In fact, the patents for the Co-Axial escapement have expired and technically, any manufacturer can now use a Co-axial escapement for their own purposes.
The Co-Axial escapement has a more elaborate construction than the Swiss lever escapement because the Co-Axial escapement requires an additional escape wheel. As a rule of thumb in watchmaking simple constructions are usually a better choice compared to more complicated mechanisms. There is a reason why constructions are generally kept as simple as possible: more components usually mean a higher probability that something will eventually break down.
While it’s occasionally assumed that the earliest Co-Axial movements were prone to defects, the newest generation is widely considered very reliable. Nevertheless, one thing should be kept in mind when owning a Co-Axial watch: the watchmaker that services the piece should already have significant hands-on experience with Co-Axial movements, because its most sensitive parts can be damaged during deconstruction. This is why Co-Axial movements should generally be serviced by authorised Omega service partners.
Even though it doesn’t have much to do with the Co-Axial escapement from a functional standpoint, the new movement series 15.000 Gauss is often linked to the Co-Axial escapement. This is because, quite simply, the unmagnetic Omega movements are only offered with Co-Axial escapements, or more precisely, the new generation of Master Co-Axial movements.

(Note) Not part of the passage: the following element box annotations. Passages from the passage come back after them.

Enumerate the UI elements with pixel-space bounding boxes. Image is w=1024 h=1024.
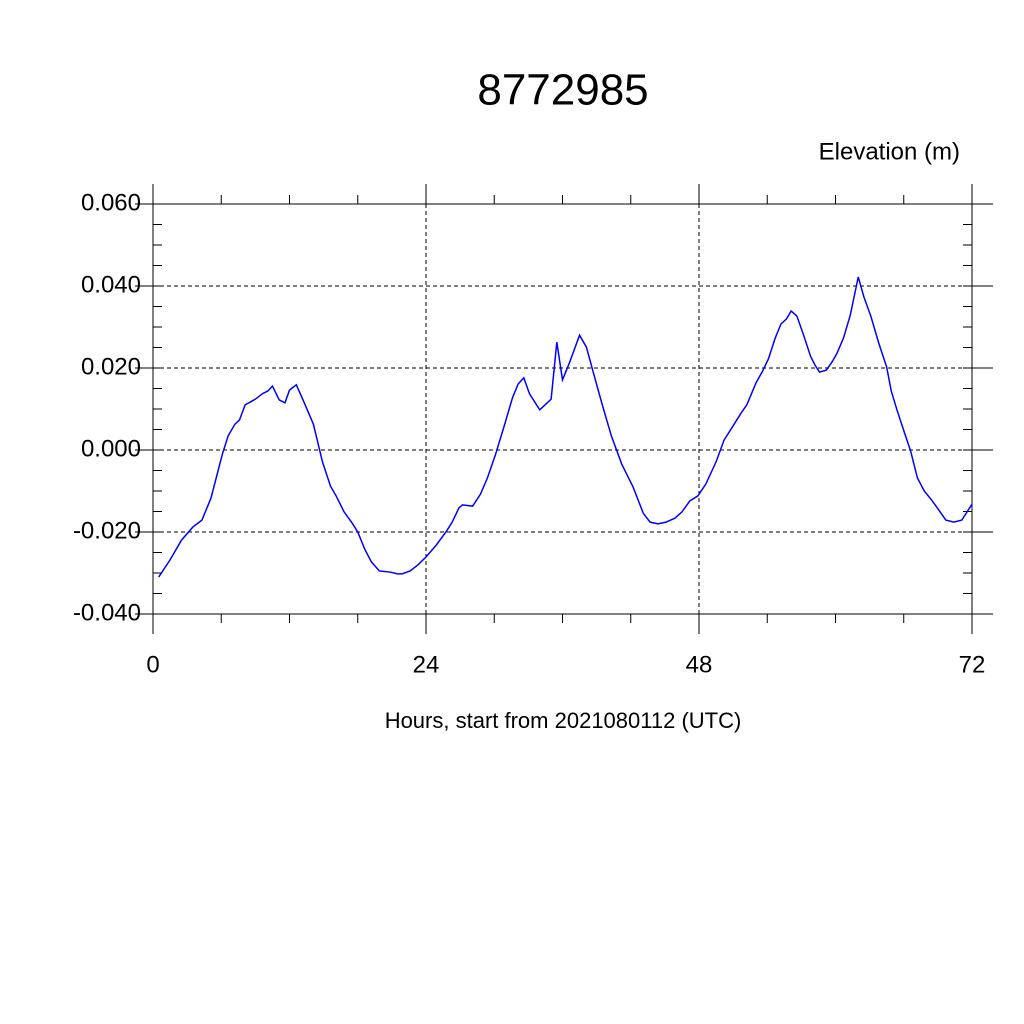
x-tick-label: 24 bbox=[413, 651, 440, 678]
x-tick-label: 72 bbox=[959, 651, 986, 678]
plot-frame bbox=[152, 203, 973, 615]
x-axis-label: Hours, start from 2021080112 (UTC) bbox=[385, 708, 742, 733]
line-series bbox=[158, 276, 973, 578]
x-tick-label: 0 bbox=[146, 651, 159, 678]
y-axis-label: Elevation (m) bbox=[819, 138, 960, 165]
y-tick-label: -0.020 bbox=[73, 517, 141, 544]
y-tick-label: 0.000 bbox=[81, 435, 141, 462]
y-tick-label: 0.020 bbox=[81, 353, 141, 380]
chart-title: 8772985 bbox=[477, 66, 648, 115]
y-tick-label: 0.040 bbox=[81, 271, 141, 298]
y-tick-label: -0.040 bbox=[73, 599, 141, 626]
x-tick-label: 48 bbox=[686, 651, 713, 678]
y-tick-label: 0.060 bbox=[81, 189, 141, 216]
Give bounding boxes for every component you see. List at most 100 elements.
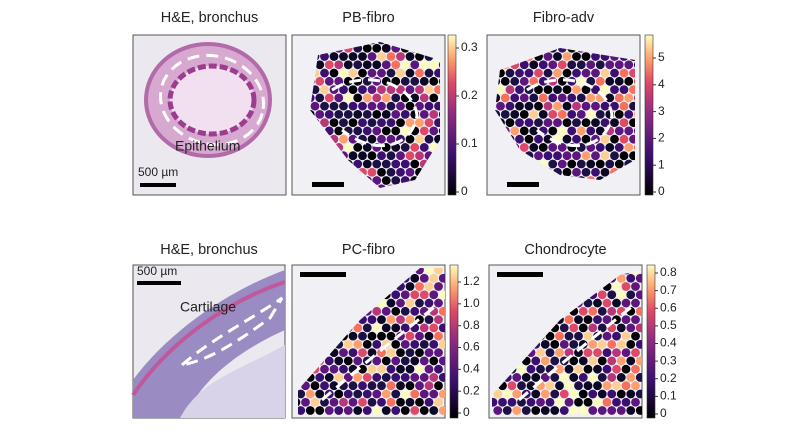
spot [548,60,558,70]
spot [595,159,605,169]
spot [543,101,553,111]
spot [564,331,574,341]
spot [540,373,550,382]
spot [424,118,434,128]
spot [548,109,558,119]
spot [612,298,621,308]
spot [377,118,386,128]
spot [410,389,420,399]
spot [391,126,401,136]
spot [567,159,577,169]
spot [320,364,329,374]
spot [377,68,386,78]
spot [410,76,420,86]
spot [515,101,524,111]
spot [550,389,560,399]
tissue-edge [131,280,286,397]
tissue [167,63,257,137]
spot [600,167,610,177]
spot [591,167,600,177]
spot [616,323,626,333]
spot [605,143,615,152]
spot [519,93,529,103]
spot [339,85,348,94]
colorbar-tick-label: 4 [658,77,665,91]
spot [529,60,539,70]
spot [400,159,410,169]
spot [386,381,396,391]
spot [391,176,401,185]
spot [353,406,363,415]
colorbar-tick-label: 0.1 [461,136,478,150]
spot [616,373,626,382]
spot [612,348,621,358]
spot [564,397,574,407]
spot [574,397,583,407]
panel-title: H&E, bronchus [161,10,259,26]
spot [386,331,396,341]
spot [377,85,386,94]
colorbar-tick-label: 0.3 [461,40,478,54]
spot [396,298,405,308]
spot [562,52,572,61]
spot [377,315,386,324]
spot [517,364,526,374]
spot [315,406,325,415]
spot [629,101,635,111]
spot [400,60,410,70]
spot [588,373,598,382]
spot [515,85,524,94]
spot [429,339,439,349]
spot [358,52,367,61]
spot [591,52,600,61]
spot [621,331,631,341]
spot [614,60,624,70]
spot [320,52,329,61]
colorbar-tick-label: 0.2 [463,383,480,397]
spot [362,60,372,70]
spot [619,68,629,78]
spot [372,306,382,316]
spot [315,109,325,119]
spot [348,381,358,391]
spot [410,406,420,415]
spot [367,167,377,177]
spot [540,406,550,415]
spot [339,68,348,78]
tissue [180,345,285,418]
spot [600,85,610,94]
spot [597,290,607,300]
spot [424,101,434,111]
spot [578,389,588,399]
spot [334,356,344,366]
spot [429,356,439,366]
spot [348,134,358,144]
colorbar-tick-label: 0 [463,405,470,419]
spot [353,373,363,382]
spot [396,85,405,94]
spot [635,339,642,349]
spot [381,323,391,333]
spot [629,151,635,161]
spot [502,389,512,399]
spot [586,76,596,86]
spot [434,381,443,391]
spot [348,331,358,341]
spot [367,68,377,78]
spot [621,298,631,308]
spot [405,298,415,308]
spot [557,93,567,103]
spot [362,43,372,53]
spot [429,389,439,399]
spot [320,381,329,391]
spot [583,364,593,374]
spot [602,315,612,324]
spot [581,52,591,61]
spot [320,101,329,111]
spot [588,306,598,316]
spot [600,151,610,161]
spot [315,389,325,399]
spot [415,331,424,341]
spot [538,143,548,152]
spot [521,373,531,382]
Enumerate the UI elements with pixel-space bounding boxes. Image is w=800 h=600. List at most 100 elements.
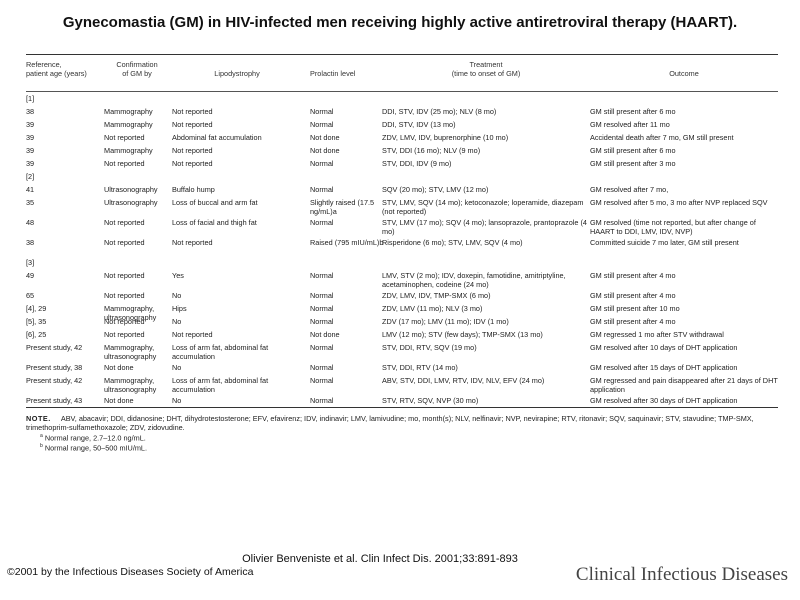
header-prolactin: Prolactin level (310, 69, 356, 78)
cell-lipo: Not reported (172, 107, 213, 116)
cell-confirm: Mammography (104, 146, 153, 155)
cell-ref: Present study, 43 (26, 396, 83, 405)
cell-ref: 65 (26, 291, 35, 300)
cell-ref: 38 (26, 107, 35, 116)
cell-ref: [3] (26, 258, 35, 267)
cell-outcome: GM resolved after 5 mo, 3 mo after NVP r… (590, 198, 768, 207)
cell-prolactin: Normal (310, 363, 334, 372)
cell-outcome: GM resolved (time not reported, but afte… (590, 218, 756, 236)
cell-ref: [4], 29 (26, 304, 47, 313)
table-row: Present study, 43 Not done No Normal STV, RT… (26, 394, 778, 407)
cell-lipo: No (172, 317, 182, 326)
table-row: [5], 35 Not reported No Normal ZDV (17 mo); … (26, 315, 778, 328)
cell-treatment: LMV, STV (2 mo); IDV, doxepin, famotidin… (382, 271, 566, 289)
cell-ref: 49 (26, 271, 35, 280)
cell-confirm: Not reported (104, 317, 145, 326)
cell-ref: Present study, 42 (26, 343, 83, 352)
cell-outcome: GM still present after 3 mo (590, 159, 676, 168)
cell-ref: 38 (26, 238, 35, 247)
header-reference: Reference, patient age (years) (26, 60, 87, 78)
cell-treatment: STV, DDI (16 mo); NLV (9 mo) (382, 146, 481, 155)
cell-confirm: Not done (104, 363, 134, 372)
cell-confirm: Mammography, ultrasonography (104, 376, 157, 394)
cell-lipo: Abdominal fat accumulation (172, 133, 262, 142)
cell-outcome: GM regressed 1 mo after STV withdrawal (590, 330, 724, 339)
table-row: 39 Not reported Not reported Normal STV, DDI… (26, 157, 778, 170)
cell-ref: [6], 25 (26, 330, 47, 339)
cell-treatment: DDI, STV, IDV (13 mo) (382, 120, 456, 129)
cell-prolactin: Raised (795 mIU/mL)b (310, 238, 384, 247)
table-row: 38 Mammography Not reported Normal DDI, STV,… (26, 105, 778, 118)
cell-prolactin: Normal (310, 304, 334, 313)
cell-lipo: Loss of facial and thigh fat (172, 218, 257, 227)
cell-confirm: Mammography, ultrasonography (104, 343, 157, 361)
cell-ref: 39 (26, 159, 35, 168)
cell-treatment: ZDV (17 mo); LMV (11 mo); IDV (1 mo) (382, 317, 509, 326)
cell-lipo: Hips (172, 304, 187, 313)
table-row: 35 Ultrasonography Loss of buccal and arm … (26, 196, 778, 216)
cell-lipo: No (172, 396, 182, 405)
cell-confirm: Not reported (104, 133, 145, 142)
cell-prolactin: Normal (310, 396, 334, 405)
cell-prolactin: Normal (310, 271, 334, 280)
header-outcome: Outcome (669, 69, 699, 78)
cell-confirm: Not reported (104, 291, 145, 300)
cell-prolactin: Normal (310, 291, 334, 300)
cell-lipo: Not reported (172, 159, 213, 168)
cell-prolactin: Normal (310, 120, 334, 129)
table-row: 41 Ultrasonography Buffalo hump Normal SQV (… (26, 183, 778, 196)
cell-prolactin: Slightly raised (17.5 ng/mL)a (310, 198, 375, 216)
cell-confirm: Ultrasonography (104, 198, 158, 207)
table-row: Present study, 42 Mammography, ultrasonog… (26, 374, 778, 394)
cell-prolactin: Normal (310, 185, 334, 194)
table-row: 39 Not reported Abdominal fat accumulation… (26, 131, 778, 144)
cell-outcome: GM still present after 10 mo (590, 304, 680, 313)
cell-treatment: STV, LMV, SQV (14 mo); ketoconazole; lop… (382, 198, 584, 216)
cell-ref: [1] (26, 94, 35, 103)
cell-lipo: Yes (172, 271, 184, 280)
cell-treatment: STV, DDI, IDV (9 mo) (382, 159, 452, 168)
table-group-row: [3] (26, 256, 778, 269)
table-row: 65 Not reported No Normal ZDV, LMV, IDV, TMP… (26, 289, 778, 302)
table-top-rule (26, 54, 778, 55)
slide-title: Gynecomastia (GM) in HIV-infected men re… (62, 14, 738, 31)
cell-ref: 39 (26, 146, 35, 155)
cell-lipo: Loss of arm fat, abdominal fat accumulat… (172, 343, 269, 361)
cell-treatment: ZDV, LMV, IDV, TMP-SMX (6 mo) (382, 291, 491, 300)
cell-treatment: STV, DDI, RTV (14 mo) (382, 363, 458, 372)
cell-prolactin: Normal (310, 107, 334, 116)
cell-treatment: ABV, STV, DDI, LMV, RTV, IDV, NLV, EFV (… (382, 376, 545, 385)
footnote-a: a Normal range, 2.7–12.0 ng/mL. (40, 433, 146, 443)
cell-prolactin: Normal (310, 376, 334, 385)
cell-confirm: Mammography (104, 120, 153, 129)
table-row: Present study, 42 Mammography, ultrasonog… (26, 341, 778, 361)
cell-confirm: Not reported (104, 271, 145, 280)
cell-treatment: DDI, STV, IDV (25 mo); NLV (8 mo) (382, 107, 497, 116)
cell-outcome: Committed suicide 7 mo later, GM still p… (590, 238, 739, 247)
cell-outcome: GM resolved after 7 mo, (590, 185, 669, 194)
table-group-row: [2] (26, 170, 778, 183)
table-group-row: [1] (26, 92, 778, 105)
cell-prolactin: Normal (310, 317, 334, 326)
table-row: [6], 25 Not reported Not reported Not done L… (26, 328, 778, 341)
cell-lipo: No (172, 363, 182, 372)
cell-treatment: LMV (12 mo); STV (few days); TMP-SMX (13… (382, 330, 543, 339)
header-rule (26, 91, 778, 92)
cell-prolactin: Normal (310, 343, 334, 352)
cell-outcome: GM resolved after 11 mo (590, 120, 670, 129)
cell-lipo: Loss of arm fat, abdominal fat accumulat… (172, 376, 269, 394)
header-lipodystrophy: Lipodystrophy (214, 69, 260, 78)
cell-ref: Present study, 42 (26, 376, 83, 385)
cell-ref: 48 (26, 218, 35, 227)
cell-outcome: GM resolved after 10 days of DHT applica… (590, 343, 738, 352)
journal-name: Clinical Infectious Diseases (575, 564, 788, 585)
cell-prolactin: Not done (310, 330, 340, 339)
cell-outcome: GM regressed and pain disappeared after … (590, 376, 778, 394)
cell-ref: [5], 35 (26, 317, 47, 326)
cell-lipo: Not reported (172, 146, 213, 155)
table-note: NOTE. ABV, abacavir; DDI, didanosine; DH… (26, 414, 778, 432)
table-bottom-rule (26, 407, 778, 408)
cell-treatment: SQV (20 mo); STV, LMV (12 mo) (382, 185, 489, 194)
table-row: [4], 29 Mammography, ultrasonography Hips N… (26, 302, 778, 322)
table-row: Present study, 38 Not done No Normal STV, DD… (26, 361, 778, 374)
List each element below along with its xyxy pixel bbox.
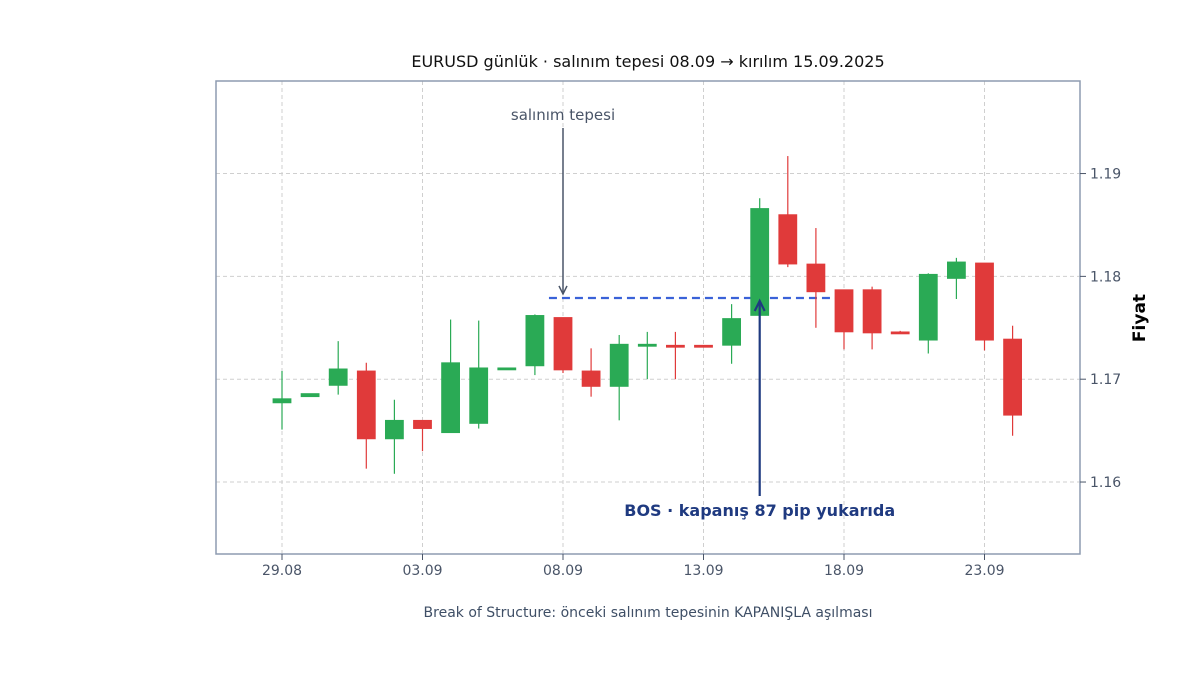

The material of the balance spring, not the presence of a Co-Axial escapement, is decisive for whether or not a watch is covered by a 4 year warranty. Whereas older models with a Co-Axial escapement are covered by a 3 year warranty, all models with a silicon balance spring have 4 years. You might be inclined to think that it’s not relevant anymore as it only affects old models. However, the shorter duration of some types of Co-axial models is still pertinent to old stock or used watches with a remaining warranty. Any Omega pieces with a classic Swiss lever escapement are covered by a two year warranty.